House to Defense Top Doc: What's Up With TRICARE Theft?
Four members of the House Energy and Commerce Committee and one member of the House Armed Services Committee want some answers from Dr. Jonathan Woodson, the Pentagon's top medical official, about how the Defense Department handled the September theft of computer tapes containing the records of 4.9 million TRICARE beneficiaries from the car of an SAIC employee in San Antonio, Texas. Woodson is the assistant secretary of Defense for health affairs and director of the TRICARE Management Activity, which was responsible for the data.
Woodson has been mum on this debacle since it unfolded, and in fact gave a speech in San Antonio the week after the theft was reported and, as far as I can determine, never addressed the issue.
In a letter to Woodson today, the lawmakers want some answers from the top doc, including why Defense keeps handing contracts and big bucks to SAIC, despite the fact that the company has mishandled health care data in a series of losses and thefts that go back to 2005.
At least two of those breaches involved military personnel: In July 2007, the company failed to encrypt online transmissions of Social Security numbers and personal health records for 900,000 troops, family members and other government employees; in February 2005, SAIC notified 45,000 individuals, including top military and intelligence officials, that they risked identity theft after computers containing Social Security numbers, financial transaction records and other personnel were stolen from an administrative building in San Diego.
Edward Markey, D-Mass., Joe Barton, R-Texas, Diana DeGette, D-Colo., and Cliff Stearns, R-Fla., members of the Energy and Commerce Committee, and Robert Andrews, D-N.J., a member of the Armed Services Committee, signed the letter and included a list of 17 question related to the data theft and security policies that apply to personal and health information.
They include this key question: Why, in the Internet and cloud computing era, was an SAIC employee physically hauling around computer tapes when the information could be transferred electronically?
I have asked TRICARE many of the questions the Congress folks asked, and I hope they have better luck in getting answers. Woodson needs to reply by Feb. 2, 2012.
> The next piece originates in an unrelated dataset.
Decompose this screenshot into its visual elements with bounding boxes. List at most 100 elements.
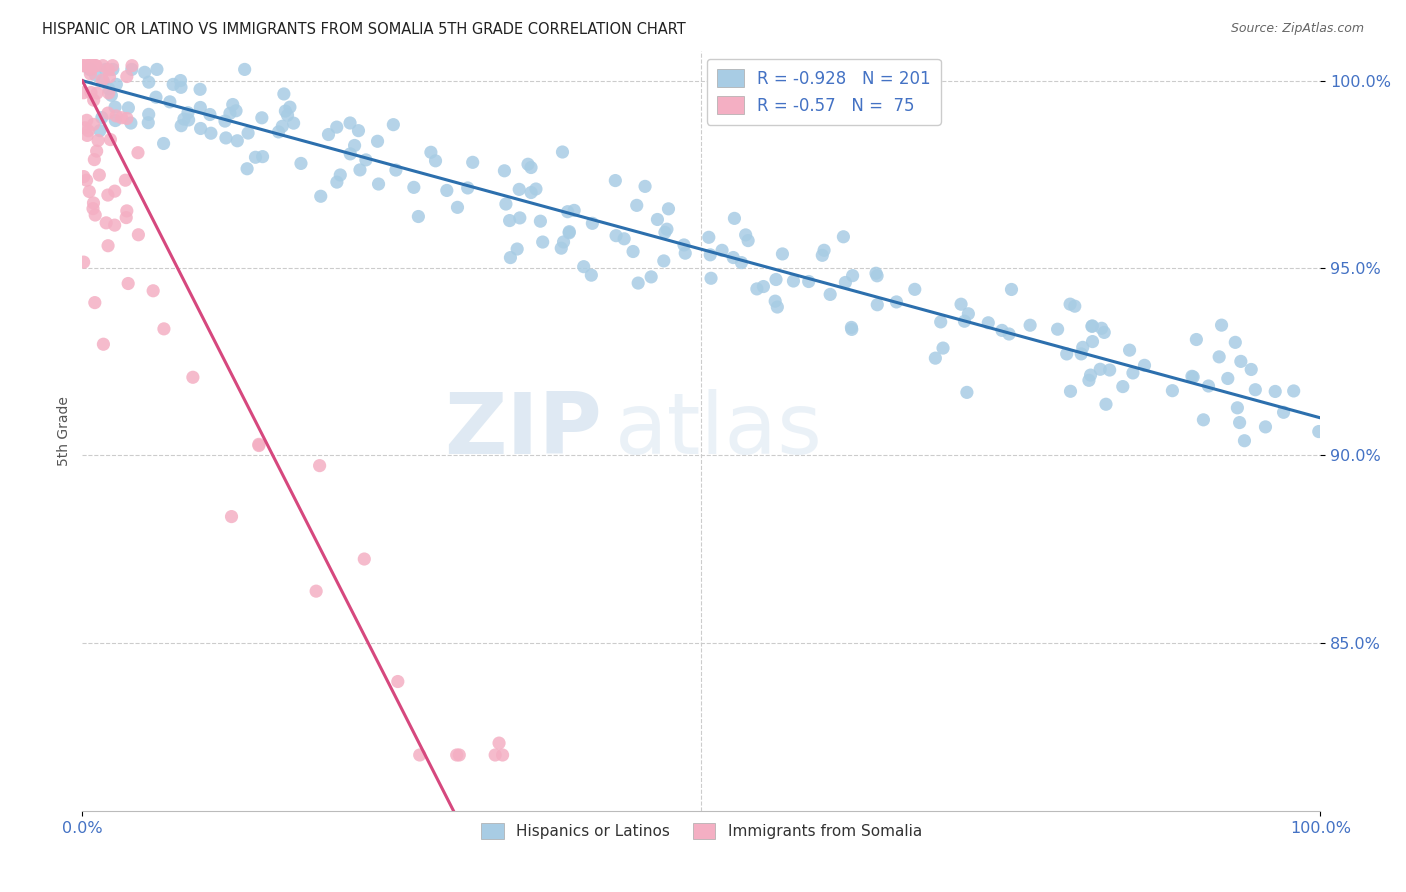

Last month, TRICARE directed SAIC to offer credit monitoring services to patients whose information was stored on the stolen tapes. Dr. Deborah Peel, founder of Patient Privacy Rights, an advocacy group based in Austin, Texas, says this does nothing to insure the safety of health care information on those tapes.
Peel, who sent me the Congressional letter to Woodson, said those patients should also be provided with new technology that allows them to monitor all health insurance claims before they are submitted, so they can prevent fraud as well as other people's health data from being added to their health records.